How we know the math itself is right
None of this matters if the KPI calculations are wrong, so every one of them is tested against IEC 61724-1 reference cases, the actual published standard, not our own assumptions about what the numbers should be. A 100 kWp plant receiving 5.5 kWh/m2 of irradiation and producing 440 kWh of output has to produce a PR of exactly 0.80, that's asserted in the test suite, not eyeballed.
The collector side gets the same treatment. The simulator's SunSpec Modbus server and the collector's reader talk over a real TCP connection inside the test suite, register encoding, model-chain walking, scale factors, all exercised on the actual wire protocol, not mocked. Every PromQL expression in every alert rule and every dashboard panel gets parsed by a real PromQL parser as part of CI, so a broken query fails the build instead of failing silently in front of a plant owner months later.
The dependency decision we made and documented
Suryamon pins pymodbus to the stable 3.6 line rather than tracking the latest release. The 3.7+ series is mid-migration to a new server API with breaking changes, and we didn't want Suryamon's reliability riding on a dependency that was still finding its own footing. This is written down directly in the codebase as a deliberate, documented choice, not something we're hoping nobody asks about. We'll move when the newer line actually stabilizes. Until then, the older, proven version is the correct choice, even though it's the less exciting one to ship.
The actual thesis
A monitoring tool's job is to tell you the truth about a plant, including the parts of the truth that are inconvenient, a metric it can't compute, a string that's failing, a dependency that isn't ready yet. The moment a tool starts filling gaps with plausible-looking numbers instead of admitting the gap, it has stopped being a monitoring tool and started being a guess with better formatting.
We'd rather ship the honest blank field than the confident wrong number. That's not a limitation of Suryamon. That's the whole point of it.
If this is a problem you're facing right now, get in touch.
Top comments (3)
I appreciate the decision to not provide a Performance Ratio number when irradiance data is missing, as it's better to have an honest blank field than a potentially misleading guessed value. I'm curious, have you considered providing an estimated uncertainty range for the specific yield and CUF metrics when irradiance data is available, to give users a sense of the potential variability in the measurements? This could help plant owners make more informed decisions, and it would be interesting to see how this approach could be implemented in Suryamon. I also think the use of median instead of mean for scoring string-level anomalies is a great choice, as it prevents a single dead string from skewing the results.
Really glad the median-over-mean detail landed, that's exactly the kind of decision that looks small until it fails in the field.

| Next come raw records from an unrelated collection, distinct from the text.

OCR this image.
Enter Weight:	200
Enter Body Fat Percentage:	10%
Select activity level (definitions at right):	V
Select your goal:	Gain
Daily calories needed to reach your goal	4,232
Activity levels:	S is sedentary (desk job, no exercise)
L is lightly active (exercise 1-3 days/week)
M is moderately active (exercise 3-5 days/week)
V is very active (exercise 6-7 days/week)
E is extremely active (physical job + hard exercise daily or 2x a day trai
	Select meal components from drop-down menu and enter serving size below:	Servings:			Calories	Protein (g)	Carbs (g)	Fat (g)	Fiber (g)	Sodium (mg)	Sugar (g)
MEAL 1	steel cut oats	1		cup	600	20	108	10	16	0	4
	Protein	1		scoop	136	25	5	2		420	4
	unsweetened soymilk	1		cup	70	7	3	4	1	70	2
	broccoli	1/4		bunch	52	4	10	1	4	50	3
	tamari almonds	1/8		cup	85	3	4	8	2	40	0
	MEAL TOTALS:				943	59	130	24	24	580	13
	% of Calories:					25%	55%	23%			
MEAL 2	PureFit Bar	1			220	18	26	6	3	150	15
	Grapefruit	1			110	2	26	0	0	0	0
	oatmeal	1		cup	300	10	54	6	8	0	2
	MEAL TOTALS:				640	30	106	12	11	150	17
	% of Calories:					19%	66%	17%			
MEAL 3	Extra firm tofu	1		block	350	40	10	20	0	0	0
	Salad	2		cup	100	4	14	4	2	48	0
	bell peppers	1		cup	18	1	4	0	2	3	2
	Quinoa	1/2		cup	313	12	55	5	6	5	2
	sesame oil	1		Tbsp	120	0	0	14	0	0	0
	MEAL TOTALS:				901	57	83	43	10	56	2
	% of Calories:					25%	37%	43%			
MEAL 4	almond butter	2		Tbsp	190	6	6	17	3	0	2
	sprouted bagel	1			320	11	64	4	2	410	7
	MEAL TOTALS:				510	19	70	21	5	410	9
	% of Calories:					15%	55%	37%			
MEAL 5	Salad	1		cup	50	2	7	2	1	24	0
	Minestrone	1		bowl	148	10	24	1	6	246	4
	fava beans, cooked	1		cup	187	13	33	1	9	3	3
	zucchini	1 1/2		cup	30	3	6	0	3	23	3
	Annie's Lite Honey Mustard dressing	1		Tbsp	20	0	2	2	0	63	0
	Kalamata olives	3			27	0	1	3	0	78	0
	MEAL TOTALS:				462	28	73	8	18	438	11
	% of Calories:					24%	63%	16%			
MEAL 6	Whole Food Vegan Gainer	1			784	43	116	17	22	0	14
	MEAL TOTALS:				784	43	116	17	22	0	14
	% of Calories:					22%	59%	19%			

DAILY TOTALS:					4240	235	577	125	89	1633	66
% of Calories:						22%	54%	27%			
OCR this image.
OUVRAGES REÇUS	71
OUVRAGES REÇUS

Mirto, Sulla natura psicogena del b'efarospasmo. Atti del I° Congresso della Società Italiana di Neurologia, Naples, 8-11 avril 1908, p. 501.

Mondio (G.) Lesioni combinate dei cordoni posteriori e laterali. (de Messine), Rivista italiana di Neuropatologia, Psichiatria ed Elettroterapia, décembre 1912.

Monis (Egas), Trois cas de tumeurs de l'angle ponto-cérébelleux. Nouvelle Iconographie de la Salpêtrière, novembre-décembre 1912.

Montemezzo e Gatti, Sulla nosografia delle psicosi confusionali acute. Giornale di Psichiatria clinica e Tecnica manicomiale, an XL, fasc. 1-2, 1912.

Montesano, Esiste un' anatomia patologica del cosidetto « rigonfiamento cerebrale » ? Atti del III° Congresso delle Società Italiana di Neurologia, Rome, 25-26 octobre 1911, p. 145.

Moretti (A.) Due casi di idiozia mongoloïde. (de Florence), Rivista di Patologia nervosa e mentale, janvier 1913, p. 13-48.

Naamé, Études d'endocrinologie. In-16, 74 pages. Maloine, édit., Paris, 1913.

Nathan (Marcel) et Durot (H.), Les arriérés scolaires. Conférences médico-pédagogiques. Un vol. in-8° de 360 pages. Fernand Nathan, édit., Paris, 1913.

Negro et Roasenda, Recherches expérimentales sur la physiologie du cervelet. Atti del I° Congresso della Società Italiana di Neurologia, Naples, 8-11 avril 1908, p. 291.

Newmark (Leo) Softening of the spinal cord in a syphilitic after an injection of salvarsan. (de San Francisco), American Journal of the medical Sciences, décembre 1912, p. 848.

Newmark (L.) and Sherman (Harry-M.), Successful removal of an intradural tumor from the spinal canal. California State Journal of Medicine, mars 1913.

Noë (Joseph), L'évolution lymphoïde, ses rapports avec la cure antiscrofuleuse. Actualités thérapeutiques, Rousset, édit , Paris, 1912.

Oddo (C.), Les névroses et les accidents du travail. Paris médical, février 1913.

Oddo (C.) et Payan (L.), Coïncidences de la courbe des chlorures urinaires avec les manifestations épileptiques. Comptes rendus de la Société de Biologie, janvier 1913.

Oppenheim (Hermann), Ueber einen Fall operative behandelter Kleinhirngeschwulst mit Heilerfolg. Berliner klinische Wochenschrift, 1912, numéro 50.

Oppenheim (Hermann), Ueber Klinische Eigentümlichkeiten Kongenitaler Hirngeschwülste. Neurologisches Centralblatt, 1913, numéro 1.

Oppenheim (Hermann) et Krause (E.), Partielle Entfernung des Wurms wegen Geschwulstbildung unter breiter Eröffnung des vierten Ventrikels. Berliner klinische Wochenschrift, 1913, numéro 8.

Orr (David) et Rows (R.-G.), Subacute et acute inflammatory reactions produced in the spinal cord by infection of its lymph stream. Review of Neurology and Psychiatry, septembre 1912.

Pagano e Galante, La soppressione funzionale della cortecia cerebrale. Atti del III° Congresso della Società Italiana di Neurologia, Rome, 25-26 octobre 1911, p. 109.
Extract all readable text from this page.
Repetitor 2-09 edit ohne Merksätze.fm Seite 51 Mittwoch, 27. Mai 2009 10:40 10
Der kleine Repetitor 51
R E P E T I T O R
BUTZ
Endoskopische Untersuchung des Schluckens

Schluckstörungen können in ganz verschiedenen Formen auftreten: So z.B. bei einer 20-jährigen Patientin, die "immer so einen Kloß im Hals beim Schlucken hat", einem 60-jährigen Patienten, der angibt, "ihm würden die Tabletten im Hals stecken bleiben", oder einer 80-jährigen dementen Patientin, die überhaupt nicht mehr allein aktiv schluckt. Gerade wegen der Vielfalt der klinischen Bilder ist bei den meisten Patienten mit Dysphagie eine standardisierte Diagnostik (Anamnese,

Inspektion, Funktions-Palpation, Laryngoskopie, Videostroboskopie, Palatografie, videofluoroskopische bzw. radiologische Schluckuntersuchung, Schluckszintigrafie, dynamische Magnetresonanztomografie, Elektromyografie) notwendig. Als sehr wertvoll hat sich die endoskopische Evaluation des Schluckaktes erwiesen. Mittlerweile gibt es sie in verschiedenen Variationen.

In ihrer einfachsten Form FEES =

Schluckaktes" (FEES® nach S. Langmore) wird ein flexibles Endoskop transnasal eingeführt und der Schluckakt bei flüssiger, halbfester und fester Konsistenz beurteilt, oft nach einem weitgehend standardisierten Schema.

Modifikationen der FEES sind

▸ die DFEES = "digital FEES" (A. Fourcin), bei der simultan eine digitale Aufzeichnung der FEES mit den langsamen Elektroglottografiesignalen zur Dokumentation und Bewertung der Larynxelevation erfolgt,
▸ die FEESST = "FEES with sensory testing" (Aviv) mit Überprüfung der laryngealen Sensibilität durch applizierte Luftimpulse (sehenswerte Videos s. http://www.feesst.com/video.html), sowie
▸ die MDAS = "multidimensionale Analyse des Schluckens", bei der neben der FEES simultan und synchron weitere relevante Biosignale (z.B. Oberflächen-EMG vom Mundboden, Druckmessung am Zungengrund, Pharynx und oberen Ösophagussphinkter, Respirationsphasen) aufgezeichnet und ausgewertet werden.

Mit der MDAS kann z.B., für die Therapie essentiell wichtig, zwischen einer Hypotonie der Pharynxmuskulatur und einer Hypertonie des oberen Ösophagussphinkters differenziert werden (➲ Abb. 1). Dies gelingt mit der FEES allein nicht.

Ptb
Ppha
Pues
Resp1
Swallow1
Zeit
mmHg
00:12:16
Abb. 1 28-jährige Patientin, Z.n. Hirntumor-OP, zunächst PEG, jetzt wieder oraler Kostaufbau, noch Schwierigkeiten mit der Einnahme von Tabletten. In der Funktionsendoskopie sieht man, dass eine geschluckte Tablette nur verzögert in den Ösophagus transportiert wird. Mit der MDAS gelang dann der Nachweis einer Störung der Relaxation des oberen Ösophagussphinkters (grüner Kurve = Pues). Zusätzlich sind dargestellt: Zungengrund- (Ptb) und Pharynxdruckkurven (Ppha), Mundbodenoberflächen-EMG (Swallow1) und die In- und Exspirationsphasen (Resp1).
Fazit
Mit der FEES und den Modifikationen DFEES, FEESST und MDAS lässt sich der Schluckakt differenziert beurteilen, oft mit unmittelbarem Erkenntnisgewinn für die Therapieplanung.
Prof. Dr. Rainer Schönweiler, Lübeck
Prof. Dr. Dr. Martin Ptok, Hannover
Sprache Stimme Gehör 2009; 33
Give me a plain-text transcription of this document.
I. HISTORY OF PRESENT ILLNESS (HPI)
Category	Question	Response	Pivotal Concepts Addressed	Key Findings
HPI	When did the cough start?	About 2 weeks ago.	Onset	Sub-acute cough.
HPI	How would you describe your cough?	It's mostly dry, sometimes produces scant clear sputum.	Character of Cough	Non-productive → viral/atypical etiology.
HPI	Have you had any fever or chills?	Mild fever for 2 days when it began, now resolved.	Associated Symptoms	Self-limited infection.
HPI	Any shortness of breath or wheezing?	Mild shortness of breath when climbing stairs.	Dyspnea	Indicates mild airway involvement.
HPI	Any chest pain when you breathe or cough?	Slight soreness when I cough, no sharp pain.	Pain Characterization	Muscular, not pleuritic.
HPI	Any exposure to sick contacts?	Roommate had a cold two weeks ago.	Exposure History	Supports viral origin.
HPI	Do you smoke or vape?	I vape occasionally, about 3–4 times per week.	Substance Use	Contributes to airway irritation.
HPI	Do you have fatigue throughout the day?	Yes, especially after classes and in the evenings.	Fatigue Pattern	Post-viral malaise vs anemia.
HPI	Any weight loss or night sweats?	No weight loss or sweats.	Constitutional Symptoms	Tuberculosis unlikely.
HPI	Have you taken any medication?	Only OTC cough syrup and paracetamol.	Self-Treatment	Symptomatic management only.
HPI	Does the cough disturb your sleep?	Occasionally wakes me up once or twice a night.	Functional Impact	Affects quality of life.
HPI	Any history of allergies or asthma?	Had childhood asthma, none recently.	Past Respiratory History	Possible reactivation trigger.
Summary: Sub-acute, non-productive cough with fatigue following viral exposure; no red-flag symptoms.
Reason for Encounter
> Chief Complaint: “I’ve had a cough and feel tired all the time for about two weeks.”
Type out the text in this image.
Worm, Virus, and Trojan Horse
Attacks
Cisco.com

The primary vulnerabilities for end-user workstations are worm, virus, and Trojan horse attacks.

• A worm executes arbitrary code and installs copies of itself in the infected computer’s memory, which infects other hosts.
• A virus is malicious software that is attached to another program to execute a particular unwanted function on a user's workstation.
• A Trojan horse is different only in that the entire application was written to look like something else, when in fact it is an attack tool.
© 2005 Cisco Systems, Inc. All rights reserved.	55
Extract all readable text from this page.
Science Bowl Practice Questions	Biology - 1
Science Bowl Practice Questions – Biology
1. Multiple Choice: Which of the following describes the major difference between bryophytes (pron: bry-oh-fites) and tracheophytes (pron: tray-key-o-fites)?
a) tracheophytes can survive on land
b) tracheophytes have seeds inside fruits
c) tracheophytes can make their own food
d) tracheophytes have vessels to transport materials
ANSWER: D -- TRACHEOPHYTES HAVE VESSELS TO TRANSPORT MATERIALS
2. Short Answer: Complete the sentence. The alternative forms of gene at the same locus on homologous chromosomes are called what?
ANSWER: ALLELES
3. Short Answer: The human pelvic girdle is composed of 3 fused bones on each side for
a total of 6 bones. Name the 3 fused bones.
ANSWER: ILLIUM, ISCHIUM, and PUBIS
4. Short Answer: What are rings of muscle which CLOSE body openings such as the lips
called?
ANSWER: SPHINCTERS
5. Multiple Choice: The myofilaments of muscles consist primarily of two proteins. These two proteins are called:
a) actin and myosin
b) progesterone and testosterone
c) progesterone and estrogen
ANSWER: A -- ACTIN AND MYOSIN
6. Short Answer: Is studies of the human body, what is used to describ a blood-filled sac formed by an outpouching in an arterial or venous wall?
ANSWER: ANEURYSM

Honest answer on uncertainty ranges: not built yet, and it should be. Right now we report a point estimate, but that still implies more precision than the inverter's meter tolerance actually supports, typically ±1-2% for revenue-grade CTs. Doing it properly means propagating that tolerance through the calculation, not bolting on an arbitrary band. Same principle as the PR call: don't show more certainty than the data supports. Adding it to the roadmap.